If this were an isolated area of disagreement between the two Republican leaders, it might be easier to overlook. But therein lies the point: McConnell and McCarthy have struggled for a while to read from the same script.

The Senate minority leader and the House speaker have, for example, disagreed over defense spending and aid to Ukraine. They clashed over giving Tucker Carlson access to Jan. 6 security footage. After Donald Trump was indicted, McCarthy scrambled to defend the former president, while McConnell did not.

Late last year, in the midst of a previous GOP shutdown threat, McConnell and McCarthy also differed dramatically on a stopgap spending bill, with the House Republican throwing some unusual public jabs at his Senate counterpart.

A few months earlier, Congress also passed a stopgap spending bill to prevent a government shutdown, and at the time, McCarthy’s leadership team directed its members to vote against the measure. McConnell did the opposite.

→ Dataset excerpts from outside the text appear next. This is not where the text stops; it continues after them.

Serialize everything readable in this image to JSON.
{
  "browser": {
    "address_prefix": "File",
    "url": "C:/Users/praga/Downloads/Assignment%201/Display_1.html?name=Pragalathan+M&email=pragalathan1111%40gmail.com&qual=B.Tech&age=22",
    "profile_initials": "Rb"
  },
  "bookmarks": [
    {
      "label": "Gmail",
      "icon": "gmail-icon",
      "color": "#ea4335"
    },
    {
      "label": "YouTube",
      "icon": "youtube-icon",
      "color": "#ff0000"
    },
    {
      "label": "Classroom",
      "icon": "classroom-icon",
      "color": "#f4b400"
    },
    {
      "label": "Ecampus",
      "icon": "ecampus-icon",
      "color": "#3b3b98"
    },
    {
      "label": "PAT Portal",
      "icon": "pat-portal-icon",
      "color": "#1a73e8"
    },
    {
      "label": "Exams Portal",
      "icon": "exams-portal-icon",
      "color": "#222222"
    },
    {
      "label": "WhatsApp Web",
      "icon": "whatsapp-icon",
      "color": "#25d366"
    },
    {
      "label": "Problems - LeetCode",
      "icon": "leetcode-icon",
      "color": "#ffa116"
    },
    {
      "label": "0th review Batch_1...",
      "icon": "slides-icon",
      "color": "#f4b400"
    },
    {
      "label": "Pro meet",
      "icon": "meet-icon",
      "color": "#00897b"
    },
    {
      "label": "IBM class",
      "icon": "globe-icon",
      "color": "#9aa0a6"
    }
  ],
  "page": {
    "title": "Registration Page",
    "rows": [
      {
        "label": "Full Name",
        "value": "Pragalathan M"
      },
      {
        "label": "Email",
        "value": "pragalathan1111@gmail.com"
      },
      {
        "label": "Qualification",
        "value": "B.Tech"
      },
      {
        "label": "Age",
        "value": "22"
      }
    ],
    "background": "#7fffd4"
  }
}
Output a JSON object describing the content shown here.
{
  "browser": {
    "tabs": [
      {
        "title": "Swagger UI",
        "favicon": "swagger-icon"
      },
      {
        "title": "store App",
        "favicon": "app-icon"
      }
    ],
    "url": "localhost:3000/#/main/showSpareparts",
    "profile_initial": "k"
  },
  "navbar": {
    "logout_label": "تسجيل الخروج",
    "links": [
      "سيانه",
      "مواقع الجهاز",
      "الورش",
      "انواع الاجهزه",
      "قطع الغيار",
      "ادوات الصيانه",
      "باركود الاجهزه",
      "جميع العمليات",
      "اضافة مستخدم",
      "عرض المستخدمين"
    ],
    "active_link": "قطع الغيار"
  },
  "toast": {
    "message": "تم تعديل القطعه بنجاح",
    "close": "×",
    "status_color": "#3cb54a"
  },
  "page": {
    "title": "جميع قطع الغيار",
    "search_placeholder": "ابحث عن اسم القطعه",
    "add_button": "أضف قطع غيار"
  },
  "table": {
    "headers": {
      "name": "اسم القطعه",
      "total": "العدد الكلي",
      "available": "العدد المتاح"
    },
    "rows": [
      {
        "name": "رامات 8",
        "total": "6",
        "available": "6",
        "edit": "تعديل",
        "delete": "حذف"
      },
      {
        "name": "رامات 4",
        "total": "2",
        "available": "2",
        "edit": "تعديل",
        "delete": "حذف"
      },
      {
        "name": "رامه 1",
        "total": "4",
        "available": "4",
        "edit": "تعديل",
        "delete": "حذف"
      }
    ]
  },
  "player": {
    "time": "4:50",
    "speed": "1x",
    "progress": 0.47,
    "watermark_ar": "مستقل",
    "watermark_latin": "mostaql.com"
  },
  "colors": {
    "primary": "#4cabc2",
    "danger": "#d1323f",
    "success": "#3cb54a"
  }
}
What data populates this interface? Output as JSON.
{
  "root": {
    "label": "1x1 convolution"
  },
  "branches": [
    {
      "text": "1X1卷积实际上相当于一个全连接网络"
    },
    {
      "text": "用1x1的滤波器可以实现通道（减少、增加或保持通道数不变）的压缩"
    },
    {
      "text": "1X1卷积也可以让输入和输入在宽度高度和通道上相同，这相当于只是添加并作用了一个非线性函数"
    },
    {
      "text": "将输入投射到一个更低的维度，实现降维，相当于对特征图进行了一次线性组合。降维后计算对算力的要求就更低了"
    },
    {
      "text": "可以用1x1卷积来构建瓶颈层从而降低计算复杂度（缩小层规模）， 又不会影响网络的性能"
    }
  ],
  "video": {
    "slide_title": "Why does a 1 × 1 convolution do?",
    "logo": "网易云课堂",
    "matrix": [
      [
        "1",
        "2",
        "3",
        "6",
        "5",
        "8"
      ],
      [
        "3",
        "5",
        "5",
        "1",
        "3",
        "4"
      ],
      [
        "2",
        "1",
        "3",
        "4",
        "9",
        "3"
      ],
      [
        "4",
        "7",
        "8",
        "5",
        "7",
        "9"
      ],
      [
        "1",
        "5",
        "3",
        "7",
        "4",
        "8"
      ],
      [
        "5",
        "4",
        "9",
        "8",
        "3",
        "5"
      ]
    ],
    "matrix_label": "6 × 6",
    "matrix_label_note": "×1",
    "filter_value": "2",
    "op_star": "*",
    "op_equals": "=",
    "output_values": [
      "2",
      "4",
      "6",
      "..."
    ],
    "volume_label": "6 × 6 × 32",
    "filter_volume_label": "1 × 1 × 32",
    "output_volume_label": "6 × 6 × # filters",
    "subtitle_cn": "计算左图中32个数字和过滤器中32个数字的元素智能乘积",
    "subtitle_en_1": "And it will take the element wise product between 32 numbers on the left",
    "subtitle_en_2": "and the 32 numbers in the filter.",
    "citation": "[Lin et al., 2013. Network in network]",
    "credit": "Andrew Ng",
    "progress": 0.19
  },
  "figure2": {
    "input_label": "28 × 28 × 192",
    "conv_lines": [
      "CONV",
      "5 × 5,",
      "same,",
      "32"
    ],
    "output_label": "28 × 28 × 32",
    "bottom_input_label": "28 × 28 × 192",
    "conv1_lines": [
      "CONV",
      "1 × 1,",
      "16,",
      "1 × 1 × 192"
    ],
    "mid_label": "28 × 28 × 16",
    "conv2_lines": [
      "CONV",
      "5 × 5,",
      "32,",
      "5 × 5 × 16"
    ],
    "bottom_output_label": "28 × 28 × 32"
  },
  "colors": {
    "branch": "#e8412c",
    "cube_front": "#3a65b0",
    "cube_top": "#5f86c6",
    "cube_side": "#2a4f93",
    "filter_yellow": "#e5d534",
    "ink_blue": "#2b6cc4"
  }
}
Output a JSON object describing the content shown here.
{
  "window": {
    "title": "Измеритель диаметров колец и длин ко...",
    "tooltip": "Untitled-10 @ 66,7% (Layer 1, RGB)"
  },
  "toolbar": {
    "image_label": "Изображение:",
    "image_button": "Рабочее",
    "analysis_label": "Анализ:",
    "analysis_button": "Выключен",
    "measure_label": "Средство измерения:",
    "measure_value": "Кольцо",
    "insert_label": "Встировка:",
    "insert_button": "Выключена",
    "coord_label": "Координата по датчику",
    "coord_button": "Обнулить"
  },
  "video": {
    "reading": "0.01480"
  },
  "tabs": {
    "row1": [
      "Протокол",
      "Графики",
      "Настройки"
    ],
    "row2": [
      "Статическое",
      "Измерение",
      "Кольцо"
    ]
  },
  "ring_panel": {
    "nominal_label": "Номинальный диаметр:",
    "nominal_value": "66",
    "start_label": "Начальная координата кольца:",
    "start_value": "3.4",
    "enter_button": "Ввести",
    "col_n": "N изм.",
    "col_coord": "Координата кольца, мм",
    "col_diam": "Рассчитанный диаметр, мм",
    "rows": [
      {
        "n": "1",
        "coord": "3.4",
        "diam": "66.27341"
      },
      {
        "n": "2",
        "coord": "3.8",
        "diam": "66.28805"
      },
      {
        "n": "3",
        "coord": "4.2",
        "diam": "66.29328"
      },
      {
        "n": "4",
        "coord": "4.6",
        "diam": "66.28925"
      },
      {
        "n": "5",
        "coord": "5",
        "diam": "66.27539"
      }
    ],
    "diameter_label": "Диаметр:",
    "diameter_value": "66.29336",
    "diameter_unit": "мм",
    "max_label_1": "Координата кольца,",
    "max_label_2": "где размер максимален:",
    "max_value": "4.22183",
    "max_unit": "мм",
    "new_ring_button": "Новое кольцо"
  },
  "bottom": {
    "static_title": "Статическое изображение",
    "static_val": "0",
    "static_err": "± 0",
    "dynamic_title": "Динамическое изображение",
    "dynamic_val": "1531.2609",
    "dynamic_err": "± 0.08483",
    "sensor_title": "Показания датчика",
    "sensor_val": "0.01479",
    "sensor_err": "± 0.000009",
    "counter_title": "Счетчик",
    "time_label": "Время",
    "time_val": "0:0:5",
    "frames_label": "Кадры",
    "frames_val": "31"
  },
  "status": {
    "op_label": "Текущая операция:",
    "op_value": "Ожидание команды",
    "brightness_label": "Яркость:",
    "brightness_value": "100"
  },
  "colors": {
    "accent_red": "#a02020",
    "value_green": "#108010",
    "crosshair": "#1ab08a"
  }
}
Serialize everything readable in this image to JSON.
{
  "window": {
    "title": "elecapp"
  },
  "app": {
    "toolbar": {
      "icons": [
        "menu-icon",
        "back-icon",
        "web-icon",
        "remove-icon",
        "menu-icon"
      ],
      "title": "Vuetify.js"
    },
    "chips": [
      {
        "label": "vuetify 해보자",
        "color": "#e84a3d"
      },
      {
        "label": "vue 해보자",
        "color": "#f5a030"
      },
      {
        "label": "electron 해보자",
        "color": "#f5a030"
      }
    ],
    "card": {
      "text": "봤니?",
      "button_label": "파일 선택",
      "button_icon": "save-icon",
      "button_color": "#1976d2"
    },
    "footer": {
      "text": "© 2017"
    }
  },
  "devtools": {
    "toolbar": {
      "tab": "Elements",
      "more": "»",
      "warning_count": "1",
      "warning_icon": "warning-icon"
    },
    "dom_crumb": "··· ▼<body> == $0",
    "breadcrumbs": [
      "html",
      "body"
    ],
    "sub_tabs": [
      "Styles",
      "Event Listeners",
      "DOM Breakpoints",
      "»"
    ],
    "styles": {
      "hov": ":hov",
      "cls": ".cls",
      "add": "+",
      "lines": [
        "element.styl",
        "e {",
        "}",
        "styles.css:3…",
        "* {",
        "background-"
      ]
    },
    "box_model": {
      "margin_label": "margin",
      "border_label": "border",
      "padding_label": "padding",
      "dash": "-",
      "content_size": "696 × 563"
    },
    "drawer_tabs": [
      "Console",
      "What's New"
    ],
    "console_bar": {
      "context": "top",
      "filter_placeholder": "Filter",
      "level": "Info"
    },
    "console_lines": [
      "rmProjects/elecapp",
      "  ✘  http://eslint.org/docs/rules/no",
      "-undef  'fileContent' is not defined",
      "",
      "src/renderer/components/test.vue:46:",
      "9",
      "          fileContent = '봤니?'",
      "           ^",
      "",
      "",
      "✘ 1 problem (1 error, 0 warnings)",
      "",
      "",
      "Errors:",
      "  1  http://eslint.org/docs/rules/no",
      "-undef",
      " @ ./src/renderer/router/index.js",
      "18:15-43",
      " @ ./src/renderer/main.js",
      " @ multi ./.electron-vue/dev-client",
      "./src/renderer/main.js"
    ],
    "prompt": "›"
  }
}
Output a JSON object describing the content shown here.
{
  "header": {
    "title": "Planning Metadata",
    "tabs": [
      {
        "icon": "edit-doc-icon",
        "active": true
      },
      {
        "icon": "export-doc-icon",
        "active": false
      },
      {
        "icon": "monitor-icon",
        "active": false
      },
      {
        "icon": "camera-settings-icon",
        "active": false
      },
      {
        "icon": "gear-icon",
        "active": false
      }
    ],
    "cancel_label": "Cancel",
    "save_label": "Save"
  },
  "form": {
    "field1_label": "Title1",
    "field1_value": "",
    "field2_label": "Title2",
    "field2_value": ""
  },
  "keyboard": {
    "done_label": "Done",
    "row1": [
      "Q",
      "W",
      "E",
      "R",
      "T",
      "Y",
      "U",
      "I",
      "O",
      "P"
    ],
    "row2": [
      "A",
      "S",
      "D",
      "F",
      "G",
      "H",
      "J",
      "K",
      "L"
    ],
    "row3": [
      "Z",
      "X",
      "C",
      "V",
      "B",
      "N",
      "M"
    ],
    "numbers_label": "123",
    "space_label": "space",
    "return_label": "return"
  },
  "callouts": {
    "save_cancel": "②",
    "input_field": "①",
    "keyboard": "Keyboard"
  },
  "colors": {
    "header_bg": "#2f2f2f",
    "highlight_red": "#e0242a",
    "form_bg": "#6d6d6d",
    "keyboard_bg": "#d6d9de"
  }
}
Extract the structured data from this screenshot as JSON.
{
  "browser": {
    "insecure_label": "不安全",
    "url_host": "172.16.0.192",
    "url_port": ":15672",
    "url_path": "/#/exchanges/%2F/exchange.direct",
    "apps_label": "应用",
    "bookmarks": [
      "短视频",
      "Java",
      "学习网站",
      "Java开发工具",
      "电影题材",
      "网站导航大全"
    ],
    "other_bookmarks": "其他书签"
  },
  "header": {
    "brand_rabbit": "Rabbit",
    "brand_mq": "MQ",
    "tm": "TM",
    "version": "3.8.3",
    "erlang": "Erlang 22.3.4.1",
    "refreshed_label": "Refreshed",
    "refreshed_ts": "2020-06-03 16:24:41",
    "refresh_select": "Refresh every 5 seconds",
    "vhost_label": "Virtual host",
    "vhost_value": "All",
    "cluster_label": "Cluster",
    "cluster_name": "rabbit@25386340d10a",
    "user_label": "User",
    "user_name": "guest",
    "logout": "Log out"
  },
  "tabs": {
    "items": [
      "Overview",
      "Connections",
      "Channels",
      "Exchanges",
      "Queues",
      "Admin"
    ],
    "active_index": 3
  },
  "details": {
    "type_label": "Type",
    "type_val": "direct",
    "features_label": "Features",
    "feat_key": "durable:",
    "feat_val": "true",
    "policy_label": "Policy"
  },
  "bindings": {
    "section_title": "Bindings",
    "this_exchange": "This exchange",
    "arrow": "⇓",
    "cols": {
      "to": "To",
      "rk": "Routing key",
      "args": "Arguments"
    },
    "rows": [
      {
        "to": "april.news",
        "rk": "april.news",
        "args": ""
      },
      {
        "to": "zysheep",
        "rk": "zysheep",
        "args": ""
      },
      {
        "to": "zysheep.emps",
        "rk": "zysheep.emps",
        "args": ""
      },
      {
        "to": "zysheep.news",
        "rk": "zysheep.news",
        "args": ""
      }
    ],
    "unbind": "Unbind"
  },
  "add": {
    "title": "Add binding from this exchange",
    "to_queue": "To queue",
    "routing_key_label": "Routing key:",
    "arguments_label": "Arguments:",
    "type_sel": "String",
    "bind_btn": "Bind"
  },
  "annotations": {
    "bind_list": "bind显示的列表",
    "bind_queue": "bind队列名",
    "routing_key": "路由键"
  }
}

Similarly, while McConnell supported reforming the Electoral Count Act, the bipartisan infrastructure package, and the biggest gun reform bill in three decades, McCarthy opposed all three.

What’s more, the two Republican leaders have very little in common when it comes to how they approach Trump: McCarthy has been willing to sacrifice his dignity to stay in the former president’s good graces, while McConnell doesn’t seem to mind being on the receiving end of Trump’s contempt.

It’d be an overstatement to suggest that the two GOP leaders are somehow intraparty enemies. They’re not. We’re talking about two conservative Republicans in positions of power.

But it’s nevertheless obvious that McCarthy and McConnell differ more often than leaders from the same party generally do, and these differences are increasingly unavoidable.

This post updates our related earlier coverage.